Emotive Theory of Ethics
The term emotivism refers to a theory about moral judgments, sentences, words, and speech acts; it is sometimes also extended to cover aesthetic and other nonmoral forms of evaluation. Although sometimes used to refer to the entire genus, strictly speaking emotivism is the name of only the earliest version of ethical noncognitivism (also known as expressivism and nondescriptivism).

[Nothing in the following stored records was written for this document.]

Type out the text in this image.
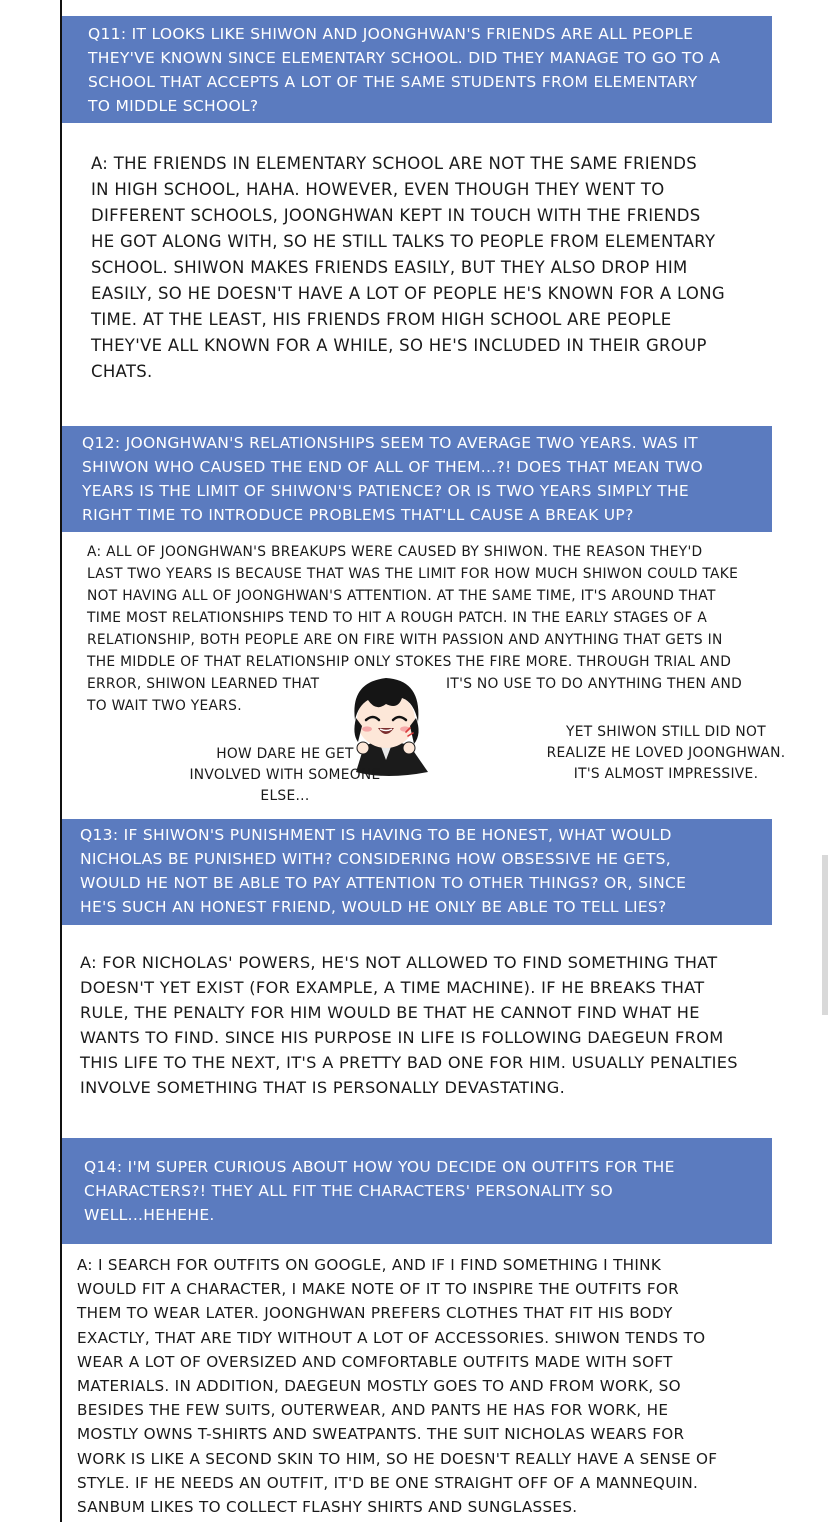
Q11: IT LOOKS LIKE SHIWON AND JOONGHWAN'S FRIENDS ARE ALL PEOPLE
THEY'VE KNOWN SINCE ELEMENTARY SCHOOL. DID THEY MANAGE TO GO TO A
SCHOOL THAT ACCEPTS A LOT OF THE SAME STUDENTS FROM ELEMENTARY
TO MIDDLE SCHOOL?
A: THE FRIENDS IN ELEMENTARY SCHOOL ARE NOT THE SAME FRIENDS
IN HIGH SCHOOL, HAHA. HOWEVER, EVEN THOUGH THEY WENT TO
DIFFERENT SCHOOLS, JOONGHWAN KEPT IN TOUCH WITH THE FRIENDS
HE GOT ALONG WITH, SO HE STILL TALKS TO PEOPLE FROM ELEMENTARY
SCHOOL. SHIWON MAKES FRIENDS EASILY, BUT THEY ALSO DROP HIM
EASILY, SO HE DOESN'T HAVE A LOT OF PEOPLE HE'S KNOWN FOR A LONG
TIME. AT THE LEAST, HIS FRIENDS FROM HIGH SCHOOL ARE PEOPLE
THEY'VE ALL KNOWN FOR A WHILE, SO HE'S INCLUDED IN THEIR GROUP
CHATS.
Q12: JOONGHWAN'S RELATIONSHIPS SEEM TO AVERAGE TWO YEARS. WAS IT
SHIWON WHO CAUSED THE END OF ALL OF THEM...?! DOES THAT MEAN TWO
YEARS IS THE LIMIT OF SHIWON'S PATIENCE? OR IS TWO YEARS SIMPLY THE
RIGHT TIME TO INTRODUCE PROBLEMS THAT'LL CAUSE A BREAK UP?
A: ALL OF JOONGHWAN'S BREAKUPS WERE CAUSED BY SHIWON. THE REASON THEY'D
LAST TWO YEARS IS BECAUSE THAT WAS THE LIMIT FOR HOW MUCH SHIWON COULD TAKE
NOT HAVING ALL OF JOONGHWAN'S ATTENTION. AT THE SAME TIME, IT'S AROUND THAT
TIME MOST RELATIONSHIPS TEND TO HIT A ROUGH PATCH. IN THE EARLY STAGES OF A
RELATIONSHIP, BOTH PEOPLE ARE ON FIRE WITH PASSION AND ANYTHING THAT GETS IN
THE MIDDLE OF THAT RELATIONSHIP ONLY STOKES THE FIRE MORE. THROUGH TRIAL AND
ERROR, SHIWON LEARNED THAT
TO WAIT TWO YEARS.
IT'S NO USE TO DO ANYTHING THEN AND
HOW DARE HE GET
INVOLVED WITH SOMEONE
ELSE...
YET SHIWON STILL DID NOT
REALIZE HE LOVED JOONGHWAN.
IT'S ALMOST IMPRESSIVE.
Q13: IF SHIWON'S PUNISHMENT IS HAVING TO BE HONEST, WHAT WOULD
NICHOLAS BE PUNISHED WITH? CONSIDERING HOW OBSESSIVE HE GETS,
WOULD HE NOT BE ABLE TO PAY ATTENTION TO OTHER THINGS? OR, SINCE
HE'S SUCH AN HONEST FRIEND, WOULD HE ONLY BE ABLE TO TELL LIES?
A: FOR NICHOLAS' POWERS, HE'S NOT ALLOWED TO FIND SOMETHING THAT
DOESN'T YET EXIST (FOR EXAMPLE, A TIME MACHINE). IF HE BREAKS THAT
RULE, THE PENALTY FOR HIM WOULD BE THAT HE CANNOT FIND WHAT HE
WANTS TO FIND. SINCE HIS PURPOSE IN LIFE IS FOLLOWING DAEGEUN FROM
THIS LIFE TO THE NEXT, IT'S A PRETTY BAD ONE FOR HIM. USUALLY PENALTIES
INVOLVE SOMETHING THAT IS PERSONALLY DEVASTATING.
Q14: I'M SUPER CURIOUS ABOUT HOW YOU DECIDE ON OUTFITS FOR THE
CHARACTERS?! THEY ALL FIT THE CHARACTERS' PERSONALITY SO
WELL...HEHEHE.
A: I SEARCH FOR OUTFITS ON GOOGLE, AND IF I FIND SOMETHING I THINK
WOULD FIT A CHARACTER, I MAKE NOTE OF IT TO INSPIRE THE OUTFITS FOR
THEM TO WEAR LATER. JOONGHWAN PREFERS CLOTHES THAT FIT HIS BODY
EXACTLY, THAT ARE TIDY WITHOUT A LOT OF ACCESSORIES. SHIWON TENDS TO
WEAR A LOT OF OVERSIZED AND COMFORTABLE OUTFITS MADE WITH SOFT
MATERIALS. IN ADDITION, DAEGEUN MOSTLY GOES TO AND FROM WORK, SO
BESIDES THE FEW SUITS, OUTERWEAR, AND PANTS HE HAS FOR WORK, HE
MOSTLY OWNS T-SHIRTS AND SWEATPANTS. THE SUIT NICHOLAS WEARS FOR
WORK IS LIKE A SECOND SKIN TO HIM, SO HE DOESN'T REALLY HAVE A SENSE OF
STYLE. IF HE NEEDS AN OUTFIT, IT'D BE ONE STRAIGHT OFF OF A MANNEQUIN.
SANBUM LIKES TO COLLECT FLASHY SHIRTS AND SUNGLASSES.
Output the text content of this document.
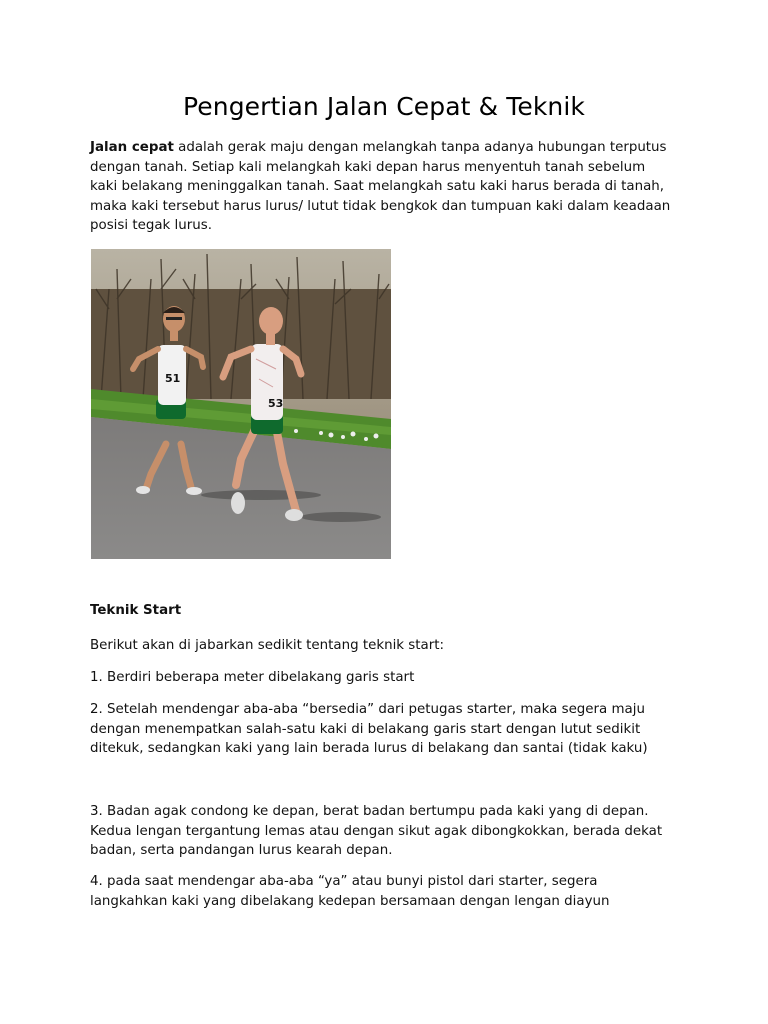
Pengertian Jalan Cepat & Teknik

Jalan cepat adalah gerak maju dengan melangkah tanpa adanya hubungan terputus dengan tanah. Setiap kali melangkah kaki depan harus menyentuh tanah sebelum kaki belakang meninggalkan tanah. Saat melangkah satu kaki harus berada di tanah, maka kaki tersebut harus lurus/ lutut tidak bengkok dan tumpuan kaki dalam keadaan posisi tegak lurus.

51
53
Teknik Start

Berikut akan di jabarkan sedikit tentang teknik start:

1. Berdiri beberapa meter dibelakang garis start

2. Setelah mendengar aba-aba “bersedia” dari petugas starter, maka segera maju dengan menempatkan salah-satu kaki di belakang garis start dengan lutut sedikit ditekuk, sedangkan kaki yang lain berada lurus di belakang dan santai (tidak kaku)

3. Badan agak condong ke depan, berat badan bertumpu pada kaki yang di depan. Kedua lengan tergantung lemas atau dengan sikut agak dibongkokkan, berada dekat badan, serta pandangan lurus kearah depan.

4. pada saat mendengar aba-aba “ya” atau bunyi pistol dari starter, segera langkahkan kaki yang dibelakang kedepan bersamaan dengan lengan diayun
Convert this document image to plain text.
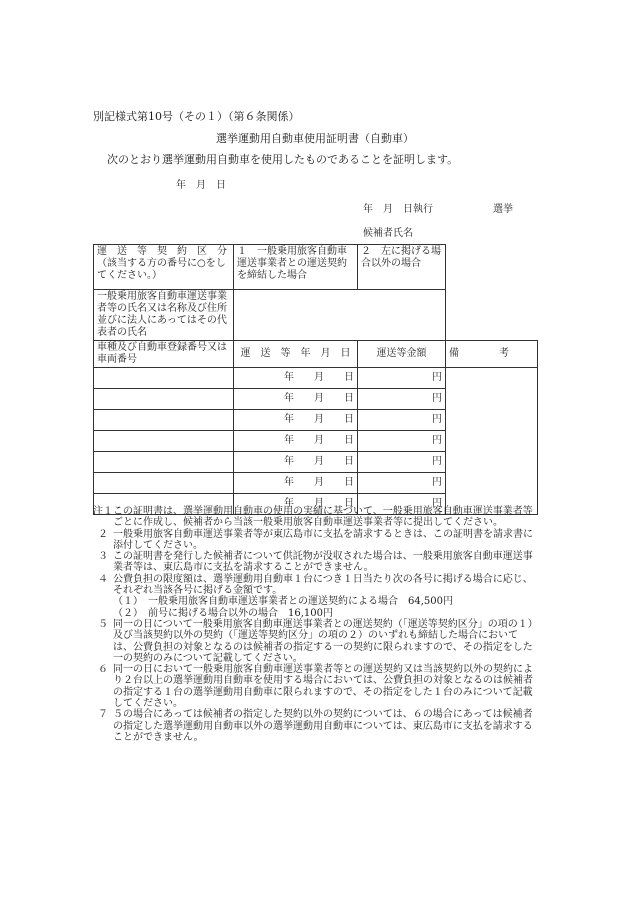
別記様式第10号（その１）（第６条関係）
選挙運動用自動車使用証明書（自動車）
次のとおり選挙運動用自動車を使用したものであることを証明します。
年　月　日
年　月　日執行　　　　　　選挙
候補者氏名
運　送　等　契　約　区　分（該当する方の番号に○をしてください。）	１　一般乗用旅客自動車運送事業者との運送契約を締結した場合	２　左に掲げる場合以外の場合	
一般乗用旅客自動車運送事業者等の氏名又は名称及び住所並びに法人にあってはその代表者の氏名			
車種及び自動車登録番号又は車両番号	運　送　等　年　月　日	運送等金額	備　　　　考
	年　　月　　日	円	
	年　　月　　日	円	
	年　　月　　日	円	
	年　　月　　日	円	
	年　　月　　日	円	
	年　　月　　日	円	
	年　　月　　日	円	
注１ この証明書は、選挙運動用自動車の使用の実績に基づいて、一般乗用旅客自動車運送事業者等ごとに作成し、候補者から当該一般乗用旅客自動車運送事業者等に提出してください。
２ 一般乗用旅客自動車運送事業者等が東広島市に支払を請求するときは、この証明書を請求書に添付してください。
３ この証明書を発行した候補者について供託物が没収された場合は、一般乗用旅客自動車運送事業者等は、東広島市に支払を請求することができません。
４ 公費負担の限度額は、選挙運動用自動車１台につき１日当たり次の各号に掲げる場合に応じ、それぞれ当該各号に掲げる金額です。
（１）　一般乗用旅客自動車運送事業者との運送契約による場合　64,500円
（２）　前号に掲げる場合以外の場合　16,100円
５ 同一の日について一般乗用旅客自動車運送事業者との運送契約（「運送等契約区分」の項の１）及び当該契約以外の契約（「運送等契約区分」の項の２）のいずれも締結した場合においては、公費負担の対象となるのは候補者の指定する一の契約に限られますので、その指定をした一の契約のみについて記載してください。
６ 同一の日において一般乗用旅客自動車運送事業者等との運送契約又は当該契約以外の契約により２台以上の選挙運動用自動車を使用する場合においては、公費負担の対象となるのは候補者の指定する１台の選挙運動用自動車に限られますので、その指定をした１台のみについて記載してください。
７ ５の場合にあっては候補者の指定した契約以外の契約については、６の場合にあっては候補者の指定した選挙運動用自動車以外の選挙運動用自動車については、東広島市に支払を請求することができません。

Classical noncognitivist theories maintain that moral judgments and speech acts function primarily to (a) express and (b) influence states of mind or attitudes rather than to describe, report, or represent facts, which they do only secondarily if at all. For example: To say "Stealing is wrong" is not primarily to report any facts about stealing but to express one's negative attitude toward it. Emotivists also deny, therefore, that there are any moral facts or that moral words like good, bad, right, and wrong predicate moral properties; they typically deny that moral claims are evaluable as true or false—at least in respect of their primary meaning. The attitudes expressed by moral judgments are held to be "conative" (that is, they have a motivational element) and not "cognitive" (that is, they are not beliefs/do not have representational content). Species of noncognitivism are differentiated by the kinds of attitude they associate with moral thought and discourse: emotivism claims that moral thought and discourse express emotions (affective attitudes, sentiments, or feelings) or similar mental states, typically of approval and disapproval, and is therefore sometimes called the "boo-hurrah" theory of ethics.